I had the privilege of reading my latest book for children at a school last Friday, March 2nd. It was national Read Across America Day. This annual celebration of reading, is sponsored by the National Education Association and is held every year on the birthday of Theodor Geisel, better known as Dr. Seuss.
Reading for kids is one of my favorite activities as an author. As a kid, I was the one who always had a book in my hand and would check out as many books as they would allow at my local library. As an author, it is my goal to spread my love of books and stories to as many children as I can.
A recent study by the Cincinnati Children’s Hospital that was published in the August 2015 issue of Pediatrics Magazine, found that reading to 3- to 5-year-old children helps in literary and language development. The study found that preschool children who were read to by their parents and other caregivers, had the parts of their brains activated which help with mental imagery and the understanding of narrative…both keys in the development of literacy and language.
One of my earliest memories, was being read to by my mother. We would curl up together against the pillows on my bed and read a chapter every night. I remember hearing “Heidi” and “Black Beauty” and “Charlotte’s Webb” and “The Secret Garden.” Later, we moved on to the Little House books, “Little Women” and Nancy Drew. By then, I was old enough to read for myself, but it was a time together that we both enjoyed and weren’t eager to give up.
As a parent, I loved reading to my own children. I read to my sons together, but my daughter was seven years younger, so they were both reading on their own by the time I began reading to her. I remember one night I read two books to her before I tucked her in. As I left her bedroom, I found both of my sons sitting against the wall outside her room. They had quietly come down the hall to listen to me read to their sister.
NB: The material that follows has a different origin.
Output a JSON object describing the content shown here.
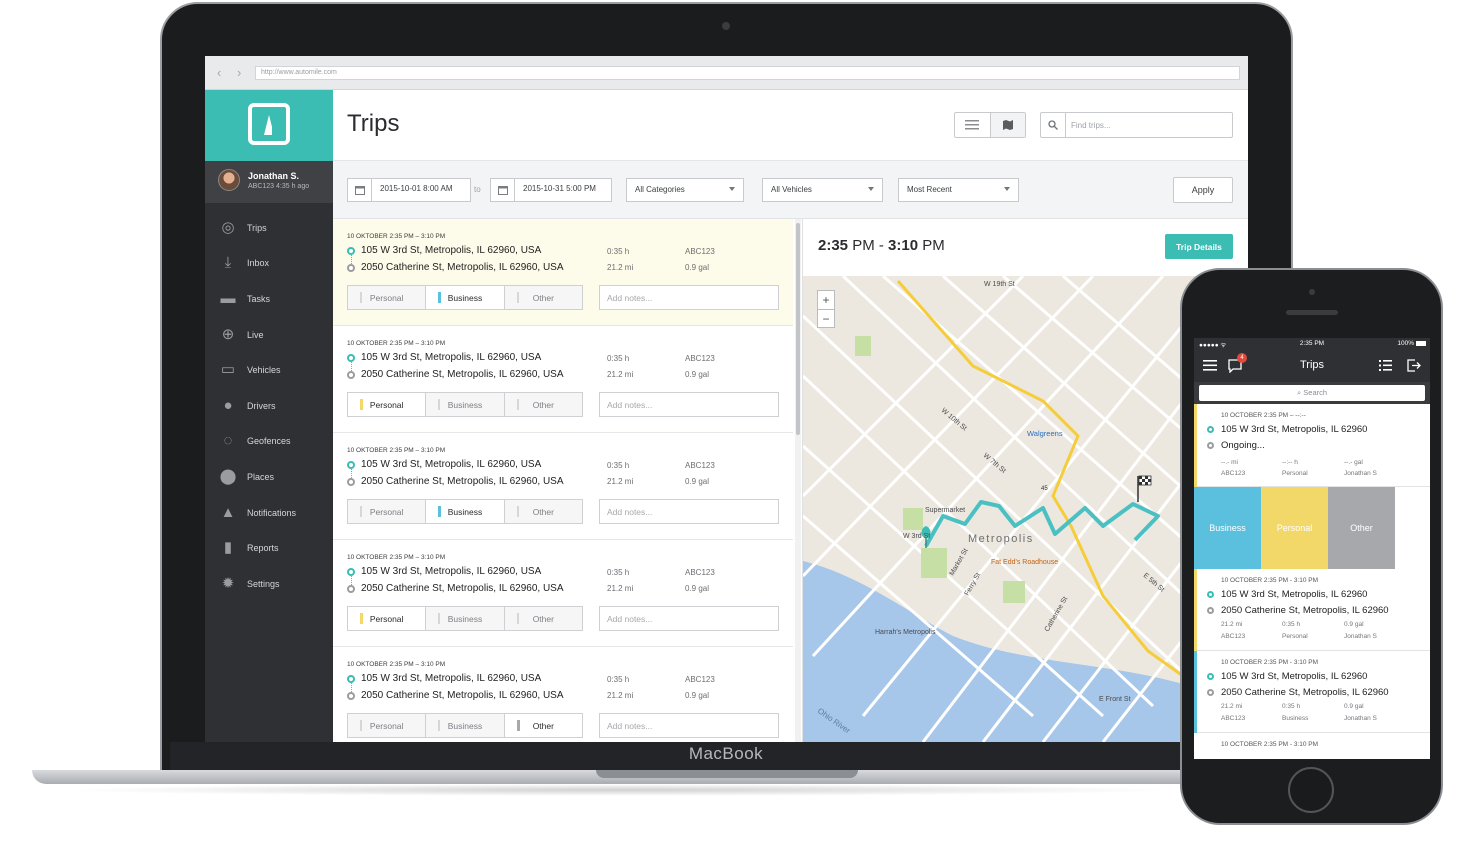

In addition to fostering language and literary development, reading to children creates nurturing relationships between parents and children. It also creates shared points of reference and memories and often (as in my case) a life-long love of reading. What a gift for both children and their parents!
I’ve already had the delightful opportunity to read for my grandson, Graham. I’m hopeful that I will be able to do that a lot more in his young life!
Author’s note: Last Friday was the 114th birthday of Dr. Seuss. If you have ever wondered where the “Seuss” came from, it was his middle name…Theodor Seuss Geisel. He added the “Dr.” to his name because his father had always wanted him to practice medicine.